Drinkers are known to be less patient and predictable during the inebriation. Exhibits exorbitantly less control of all general functions. Less patience and predictability. Had people exhibited drunk behavior when not inebriated, they would surely be considered very dangerous, mentally ill and fundamentally retarded. A severe threat to the stability of a society. A smoker would most likely be dismissed as a withdrawn, awkward slob if caught and probed in public during the inebriation.

Smokers, becomes more predictable and patient during the inebriation, as the brain is simply forced to focus heavier, as sensory input appears to take up more of your attention. All the way from maintaining a stabile level of dialogue, to gaming, to actually doing something creative, like music. It instigates simple social or socially pending, behavioral schemes whose chances of being repeated, depends on how successful and pleasurable, time appears to have been spent. In my experience.

For some of us, alcohol culture is terrifying due to that discrepancy. Clubbing, pub-crawling, after-parties and pre-parties. Loud places, dumb people. Just thinking about it feels thievish, like I'm robbed something of the desired comfort and practicality of my everyday livelihood. Something rings false, a sneaking empirical authenticity whose truth is deemed correct by others than myself.

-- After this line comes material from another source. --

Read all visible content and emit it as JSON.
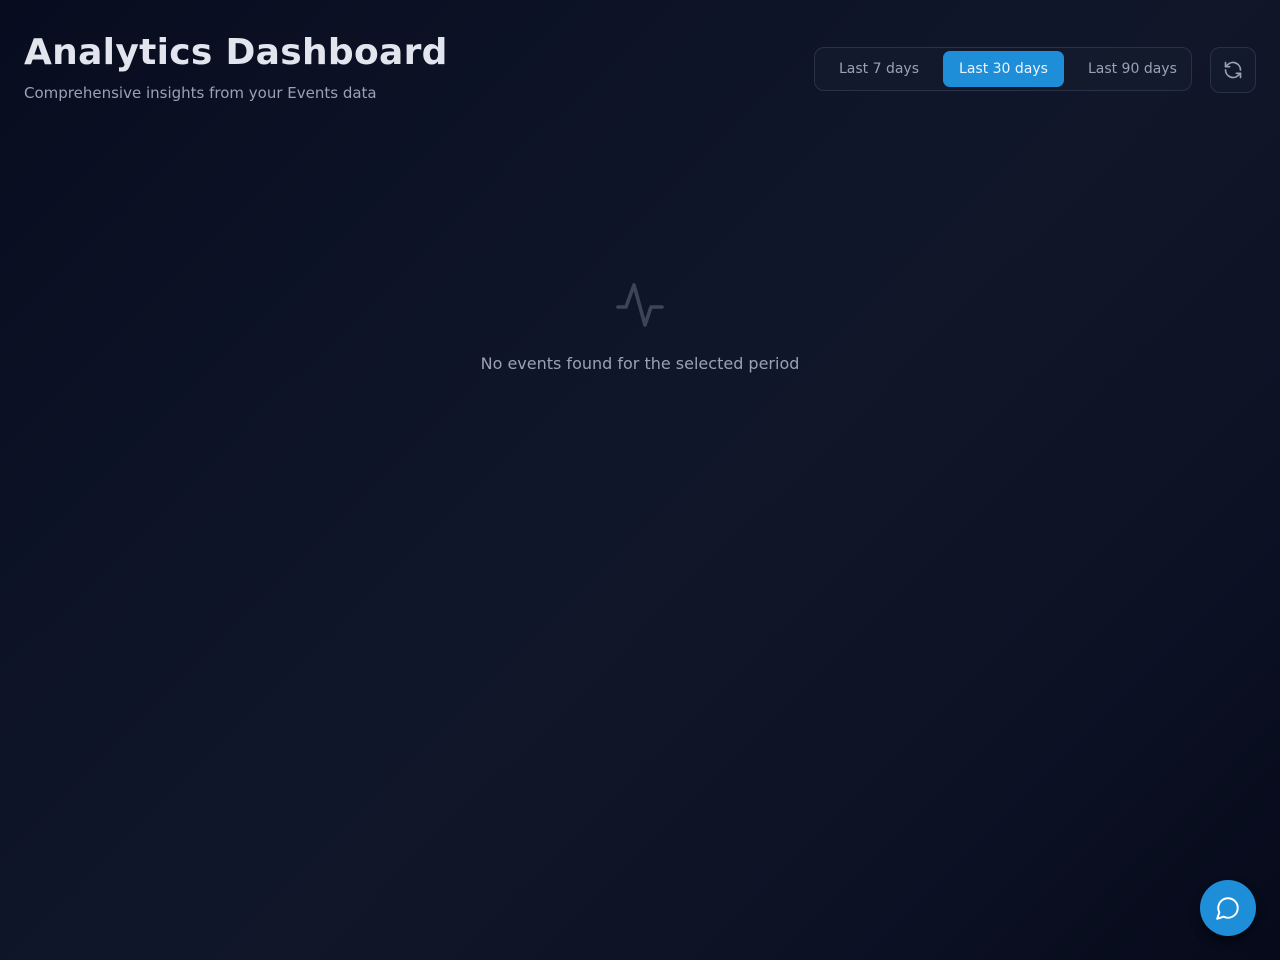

The cultural divide created between people like me and the majority of humans will ultimately, without any group interrelations end with a segmentation of cultures, on more than one level. Behaviorally, linguistically, creatively and professionally. Which is why the EU, rather expediently, ought to legalize weed everywhere. The actual weed. 

The sense of being deprived of my right to live in accordance with the behavior I've adopted as most feasible for the person I am: an introvert bordering on slight ambiversion, is the sense of institutionalized ethics. It's a sense of deprivation from participation in a collective, comprised of common faithful, congregating to form righteous or pragmatic, social behavior. Tacitly affecting me to wander amongst thoughts of betrayal, inauthenticity and estimates of pros and cons considering cancellation of my recreational downtime. 

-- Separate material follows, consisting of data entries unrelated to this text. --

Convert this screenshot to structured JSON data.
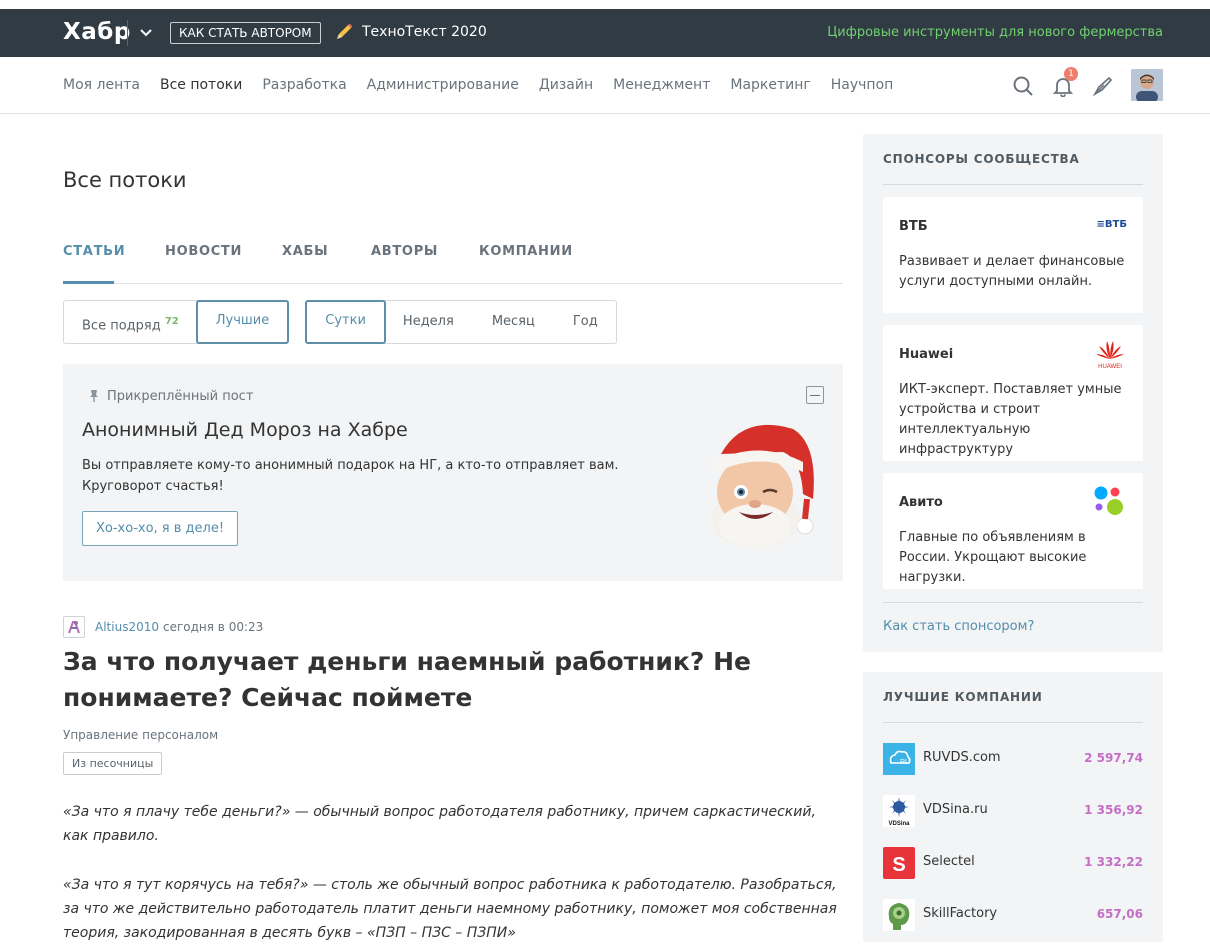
{
  "topbar": {
    "logo": "Хабр",
    "author_button": "КАК СТАТЬ АВТОРОМ",
    "event": "ТехноТекст 2020",
    "promo": "Цифровые инструменты для нового фермерства"
  },
  "nav": {
    "items": [
      {
        "label": "Моя лента"
      },
      {
        "label": "Все потоки"
      },
      {
        "label": "Разработка"
      },
      {
        "label": "Администрирование"
      },
      {
        "label": "Дизайн"
      },
      {
        "label": "Менеджмент"
      },
      {
        "label": "Маркетинг"
      },
      {
        "label": "Научпоп"
      }
    ],
    "active": "Все потоки",
    "notifications_count": "1"
  },
  "page": {
    "title": "Все потоки",
    "tabs": [
      "СТАТЬИ",
      "НОВОСТИ",
      "ХАБЫ",
      "АВТОРЫ",
      "КОМПАНИИ"
    ],
    "active_tab": "СТАТЬИ"
  },
  "filters": {
    "all_label": "Все подряд",
    "all_count": "72",
    "best_label": "Лучшие",
    "periods": [
      "Сутки",
      "Неделя",
      "Месяц",
      "Год"
    ],
    "selected_period": "Сутки"
  },
  "pinned": {
    "label": "Прикреплённый пост",
    "title": "Анонимный Дед Мороз на Хабре",
    "text": "Вы отправляете кому-то анонимный подарок на НГ, а кто-то отправляет вам. Круговорот счастья!",
    "button": "Хо-хо-хо, я в деле!"
  },
  "post": {
    "author": "Altius2010",
    "date": "сегодня в 00:23",
    "title": "За что получает деньги наемный работник? Не понимаете? Сейчас поймете",
    "hub": "Управление персоналом",
    "tag": "Из песочницы",
    "p1": "«За что я плачу тебе деньги?» — обычный вопрос работодателя работнику, причем саркастический, как правило.",
    "p2": "«За что я тут корячусь на тебя?» — столь же обычный вопрос работника к работодателю. Разобраться, за что же действительно работодатель платит деньги наемному работнику, поможет моя собственная теория, закодированная в десять букв – «ПЗП – ПЗС – ПЗПИ»"
  },
  "sponsors": {
    "heading": "СПОНСОРЫ СООБЩЕСТВА",
    "items": [
      {
        "name": "ВТБ",
        "desc": "Развивает и делает финансовые услуги доступными онлайн.",
        "logo_text": "ВТБ"
      },
      {
        "name": "Huawei",
        "desc": "ИКТ-эксперт. Поставляет умные устройства и строит интеллектуальную инфраструктуру",
        "logo_text": "HUAWEI"
      },
      {
        "name": "Авито",
        "desc": "Главные по объявлениям в России. Укрощают высокие нагрузки."
      }
    ],
    "link": "Как стать спонсором?"
  },
  "companies": {
    "heading": "ЛУЧШИЕ КОМПАНИИ",
    "items": [
      {
        "name": "RUVDS.com",
        "rating": "2 597,74",
        "logo_text": "RU"
      },
      {
        "name": "VDSina.ru",
        "rating": "1 356,92",
        "logo_text": "VDSina"
      },
      {
        "name": "Selectel",
        "rating": "1 332,22",
        "logo_text": "S"
      },
      {
        "name": "SkillFactory",
        "rating": "657,06"
      }
    ]
  },
  "colors": {
    "topbar_bg": "#303b44",
    "accent": "#548eaa",
    "promo": "#72d070",
    "rating": "#c56ec6"
  }
}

It unnerves me, because I like smoking and the rituals that comes with it. I dislike drinking and the rituals that comes with it. But it hits me every time and I always end up rediscovering the righteousness of my own choices as relative to the ones offered up by the ethical collective of institutionalized drinkers.

Unfortunately, I think some people are capable of tricking themselves. Believing the course they've set, however successful, should still correspond with loud and brutish, beer brawls, in some way. They believe that being drunk is the solution to mastery of social dynamics, and substituting rewarding behavior, for potentially rewarding alcohol based group behavior can create personal damage if you're an introvert.

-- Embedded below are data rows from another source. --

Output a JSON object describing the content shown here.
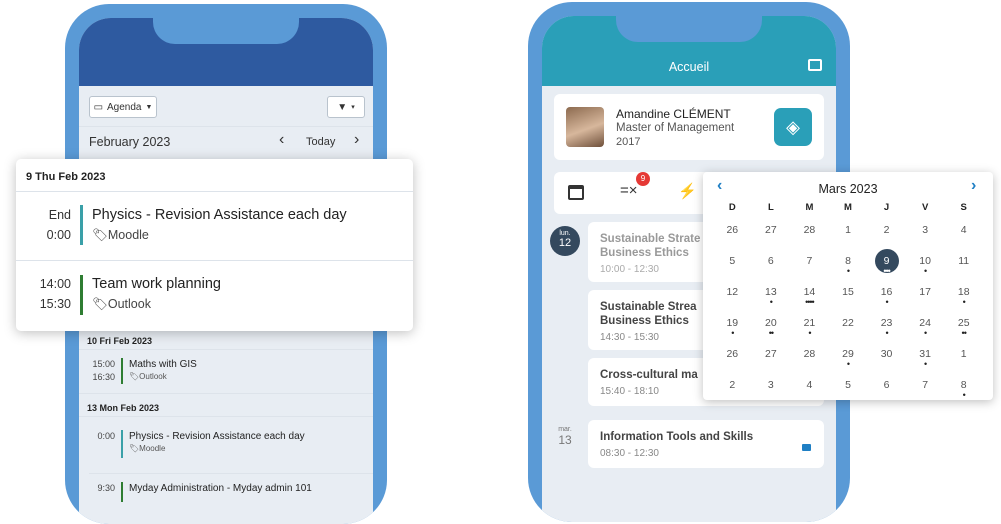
{
  "left": {
    "agenda_label": "Agenda",
    "month_label": "February 2023",
    "today_label": "Today",
    "popup": {
      "header": "9 Thu Feb 2023",
      "events": [
        {
          "start": "End",
          "end": "0:00",
          "title": "Physics - Revision Assistance each day",
          "source": "Moodle",
          "color": "#3aa0a8"
        },
        {
          "start": "14:00",
          "end": "15:30",
          "title": "Team work planning",
          "source": "Outlook",
          "color": "#2e7d32"
        }
      ]
    },
    "days": [
      {
        "header": "10 Fri Feb 2023",
        "events": [
          {
            "start": "15:00",
            "end": "16:30",
            "title": "Maths with GIS",
            "source": "Outlook",
            "color": "#2e7d32"
          }
        ]
      },
      {
        "header": "13 Mon Feb 2023",
        "events": [
          {
            "start": "0:00",
            "end": "",
            "title": "Physics - Revision Assistance each day",
            "source": "Moodle",
            "color": "#3aa0a8"
          },
          {
            "start": "9:30",
            "end": "",
            "title": "Myday Administration - Myday admin 101",
            "source": "",
            "color": "#2e7d32"
          }
        ]
      }
    ]
  },
  "right": {
    "header_title": "Accueil",
    "profile": {
      "name": "Amandine CLÉMENT",
      "program": "Master of Management",
      "year": "2017"
    },
    "tabs_badge": "9",
    "day1": {
      "weekday": "lun.",
      "day": "12"
    },
    "day2": {
      "weekday": "mar.",
      "day": "13"
    },
    "events": [
      {
        "title": "Sustainable Strate",
        "subtitle": "Business Ethics",
        "time": "10:00 - 12:30"
      },
      {
        "title": "Sustainable Strea",
        "subtitle": "Business Ethics",
        "time": "14:30 - 15:30"
      },
      {
        "title": "Cross-cultural ma",
        "subtitle": "",
        "time": "15:40 - 18:10"
      },
      {
        "title": "Information Tools and Skills",
        "subtitle": "",
        "time": "08:30 - 12:30"
      }
    ],
    "calendar": {
      "month": "Mars 2023",
      "weekdays": [
        "D",
        "L",
        "M",
        "M",
        "J",
        "V",
        "S"
      ],
      "weeks": [
        [
          {
            "d": "26",
            "dots": ""
          },
          {
            "d": "27",
            "dots": ""
          },
          {
            "d": "28",
            "dots": ""
          },
          {
            "d": "1",
            "dots": ""
          },
          {
            "d": "2",
            "dots": ""
          },
          {
            "d": "3",
            "dots": ""
          },
          {
            "d": "4",
            "dots": ""
          }
        ],
        [
          {
            "d": "5",
            "dots": ""
          },
          {
            "d": "6",
            "dots": ""
          },
          {
            "d": "7",
            "dots": ""
          },
          {
            "d": "8",
            "dots": "•"
          },
          {
            "d": "9",
            "dots": "•••",
            "selected": true
          },
          {
            "d": "10",
            "dots": "•"
          },
          {
            "d": "11",
            "dots": ""
          }
        ],
        [
          {
            "d": "12",
            "dots": ""
          },
          {
            "d": "13",
            "dots": "•"
          },
          {
            "d": "14",
            "dots": "••••"
          },
          {
            "d": "15",
            "dots": ""
          },
          {
            "d": "16",
            "dots": "•"
          },
          {
            "d": "17",
            "dots": ""
          },
          {
            "d": "18",
            "dots": "•"
          }
        ],
        [
          {
            "d": "19",
            "dots": "•"
          },
          {
            "d": "20",
            "dots": "••"
          },
          {
            "d": "21",
            "dots": "•"
          },
          {
            "d": "22",
            "dots": ""
          },
          {
            "d": "23",
            "dots": "•"
          },
          {
            "d": "24",
            "dots": "•"
          },
          {
            "d": "25",
            "dots": "••"
          }
        ],
        [
          {
            "d": "26",
            "dots": ""
          },
          {
            "d": "27",
            "dots": ""
          },
          {
            "d": "28",
            "dots": ""
          },
          {
            "d": "29",
            "dots": "•"
          },
          {
            "d": "30",
            "dots": ""
          },
          {
            "d": "31",
            "dots": "•"
          },
          {
            "d": "1",
            "dots": ""
          }
        ],
        [
          {
            "d": "2",
            "dots": ""
          },
          {
            "d": "3",
            "dots": ""
          },
          {
            "d": "4",
            "dots": ""
          },
          {
            "d": "5",
            "dots": ""
          },
          {
            "d": "6",
            "dots": ""
          },
          {
            "d": "7",
            "dots": ""
          },
          {
            "d": "8",
            "dots": "•"
          }
        ]
      ]
    }
  },
  "colors": {
    "phone_frame": "#5a9ad6",
    "header_navy": "#2e5aa0",
    "header_teal": "#2a9fb8",
    "selected_day": "#34495e",
    "nav_arrow": "#1f7fc4"
  }
}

Because the potential rewards stemming from that participation are less useful, due to the constant adaptive efforts required to correspond with a fundamentally dissimilar behavioral mode then the one you're primarily operating with, as an introvert. You'd have to sacrifice the authenticity of social relationships to essentially become a human adapter. Converting two different outlets into one.

In my personal experience, loss of control rather than mastering of control, if you will, never becomes a real choice. No FOMO here. Extensive loss of control ought to be perceived of as a highly punitive and severely crippling event in a person's life. It is odd that we seek it out repeatedly, one can only wonder how it caught on. If it occurred in reality, without having consumed alcohol, we'd essentially be fully incapacitated forever. If the cognitive functions regarding self-control didn't kick back in, you'd be done for.

So in a sense, I can't follow the socio-ethical guidelines of the majority of people in Europe. Which means I am and has always been an impaired minority.